Coming twice a week to clean this big draughty house with its seven high- ceilinged bedrooms and heavy Victorian furniture was no joy, and with more criticism than thanks at the end of it. But then Lucy would think of Sarah Jane and Sean, the rent and gas and other bills that had to be paid, war or no war and, as now, she’d bite her lip, placate and calm the quick-tempered old woman, and go home at least with a sense of pride that she was doing her bit without complaint.

She’d made more money when she was working in munitions with Sal her sister-in-law, but that had meant leaving the children on their own too much. With cleaning, she could always take them with her if they were a bit off colour. And though it was hard work, she’d done all right, got a bit put by for a rainy day. Even so, she’d be glad enough for Tom to come home and take over this bread winning lark, so that she could tell Minnie Hopkins to stick her job and settle down to enjoying her children.
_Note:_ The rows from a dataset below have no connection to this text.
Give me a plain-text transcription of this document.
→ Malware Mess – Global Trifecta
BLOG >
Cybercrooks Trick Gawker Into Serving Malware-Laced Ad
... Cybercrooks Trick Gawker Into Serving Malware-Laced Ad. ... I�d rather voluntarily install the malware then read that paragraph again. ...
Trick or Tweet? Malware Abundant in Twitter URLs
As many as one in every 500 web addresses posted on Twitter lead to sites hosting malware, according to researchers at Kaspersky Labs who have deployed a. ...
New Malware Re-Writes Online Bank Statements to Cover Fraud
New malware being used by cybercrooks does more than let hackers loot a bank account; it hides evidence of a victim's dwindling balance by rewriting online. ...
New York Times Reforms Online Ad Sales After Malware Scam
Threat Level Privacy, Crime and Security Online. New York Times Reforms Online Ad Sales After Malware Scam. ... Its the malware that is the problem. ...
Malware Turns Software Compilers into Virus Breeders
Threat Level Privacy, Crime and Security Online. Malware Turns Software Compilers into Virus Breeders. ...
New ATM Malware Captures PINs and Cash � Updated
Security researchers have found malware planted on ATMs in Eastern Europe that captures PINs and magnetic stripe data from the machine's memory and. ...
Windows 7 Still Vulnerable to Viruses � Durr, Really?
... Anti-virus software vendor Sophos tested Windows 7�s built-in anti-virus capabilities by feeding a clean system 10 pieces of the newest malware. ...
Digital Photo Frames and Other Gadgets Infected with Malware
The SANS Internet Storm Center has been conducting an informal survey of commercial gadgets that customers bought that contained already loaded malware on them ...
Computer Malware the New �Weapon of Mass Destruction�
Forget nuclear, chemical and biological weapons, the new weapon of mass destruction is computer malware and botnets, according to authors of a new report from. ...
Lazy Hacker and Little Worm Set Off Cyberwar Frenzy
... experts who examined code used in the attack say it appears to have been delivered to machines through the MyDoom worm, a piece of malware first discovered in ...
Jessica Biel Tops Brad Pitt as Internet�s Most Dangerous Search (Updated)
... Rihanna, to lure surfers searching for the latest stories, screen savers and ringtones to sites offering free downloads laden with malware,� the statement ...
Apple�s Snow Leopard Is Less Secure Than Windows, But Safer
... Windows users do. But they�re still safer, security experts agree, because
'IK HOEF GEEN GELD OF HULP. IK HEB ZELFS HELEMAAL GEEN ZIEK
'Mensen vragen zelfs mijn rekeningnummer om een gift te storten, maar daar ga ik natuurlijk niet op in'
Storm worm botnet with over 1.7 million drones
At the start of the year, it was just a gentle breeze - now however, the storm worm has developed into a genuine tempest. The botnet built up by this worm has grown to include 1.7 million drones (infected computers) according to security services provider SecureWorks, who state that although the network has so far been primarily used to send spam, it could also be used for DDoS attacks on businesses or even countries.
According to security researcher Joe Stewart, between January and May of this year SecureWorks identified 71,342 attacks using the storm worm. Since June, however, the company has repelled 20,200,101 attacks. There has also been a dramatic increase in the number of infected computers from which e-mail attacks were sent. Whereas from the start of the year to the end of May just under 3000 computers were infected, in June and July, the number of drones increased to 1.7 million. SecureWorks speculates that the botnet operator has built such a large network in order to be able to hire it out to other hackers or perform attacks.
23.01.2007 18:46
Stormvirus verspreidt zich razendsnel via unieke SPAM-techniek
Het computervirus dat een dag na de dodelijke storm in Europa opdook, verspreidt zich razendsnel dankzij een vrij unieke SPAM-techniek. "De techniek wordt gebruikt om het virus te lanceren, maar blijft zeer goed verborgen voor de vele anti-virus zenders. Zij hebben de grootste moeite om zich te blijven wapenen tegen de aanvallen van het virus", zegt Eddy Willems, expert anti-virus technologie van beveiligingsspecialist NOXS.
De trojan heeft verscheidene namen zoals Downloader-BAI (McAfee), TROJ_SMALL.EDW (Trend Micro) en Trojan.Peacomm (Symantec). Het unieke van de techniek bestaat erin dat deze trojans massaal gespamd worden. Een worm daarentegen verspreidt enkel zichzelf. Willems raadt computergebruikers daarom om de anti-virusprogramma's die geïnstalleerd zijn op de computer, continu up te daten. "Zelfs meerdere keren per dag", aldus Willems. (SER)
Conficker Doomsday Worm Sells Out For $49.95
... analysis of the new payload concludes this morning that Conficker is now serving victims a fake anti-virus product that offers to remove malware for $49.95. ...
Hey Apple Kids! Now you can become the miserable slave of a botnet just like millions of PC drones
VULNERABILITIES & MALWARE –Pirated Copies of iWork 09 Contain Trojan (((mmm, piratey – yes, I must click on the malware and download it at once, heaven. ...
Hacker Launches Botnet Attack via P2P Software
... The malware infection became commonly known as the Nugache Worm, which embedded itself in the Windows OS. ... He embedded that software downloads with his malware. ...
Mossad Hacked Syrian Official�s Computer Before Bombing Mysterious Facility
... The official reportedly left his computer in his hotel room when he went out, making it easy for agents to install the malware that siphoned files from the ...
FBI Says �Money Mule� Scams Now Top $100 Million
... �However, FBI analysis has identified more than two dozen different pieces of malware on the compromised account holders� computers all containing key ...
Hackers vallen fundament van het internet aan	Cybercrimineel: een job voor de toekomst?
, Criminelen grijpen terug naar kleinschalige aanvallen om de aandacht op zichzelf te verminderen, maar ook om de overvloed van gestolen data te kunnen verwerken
What a treat that would be.

‘So where did you find money to pay for a party, eh?’ Minnie pulled out the bucket and cleaning materials that Lucy had just stowed away, and put them all back again in a different order. ‘Or have you a fancy man wi’ deep pockets tucked away some place?’

‘Oh, you badmouthed old ...’ Lucy stopped, seeing the glint of satisfaction in the old woman’s eyes. There was nothing Minnie Hopkins liked better than to stir up trouble but unlike many, Lucy had remained faithful to her husband throughout the duration so she refused to defend herself to this nasty minded old woman. ’We’ve all put in coupons.
Which is more than you have, you mean old bat
,’ she finished under her breath.

‘Go on, what am I?’

‘Nothing.’ Drat the woman for only being deaf when it suited her. Lucy yanked the curtain across the sink, nearly breaking the wire that held it. Her colour was high, though not nearly so high as her temper as she strode away, spine rigid.

Minnie Hopkins, not one to be outdone, or miss the opportunity to have the last word, galloped after her for several paces along the passage. ‘Don’t you give me any lip, madam. You’re that sharp, you should take care not to cut yerself in the knife drawer. You can collect your cards for that bit of insolence, so don’t bother coming in tomorrow. There’ll be no job to come to.’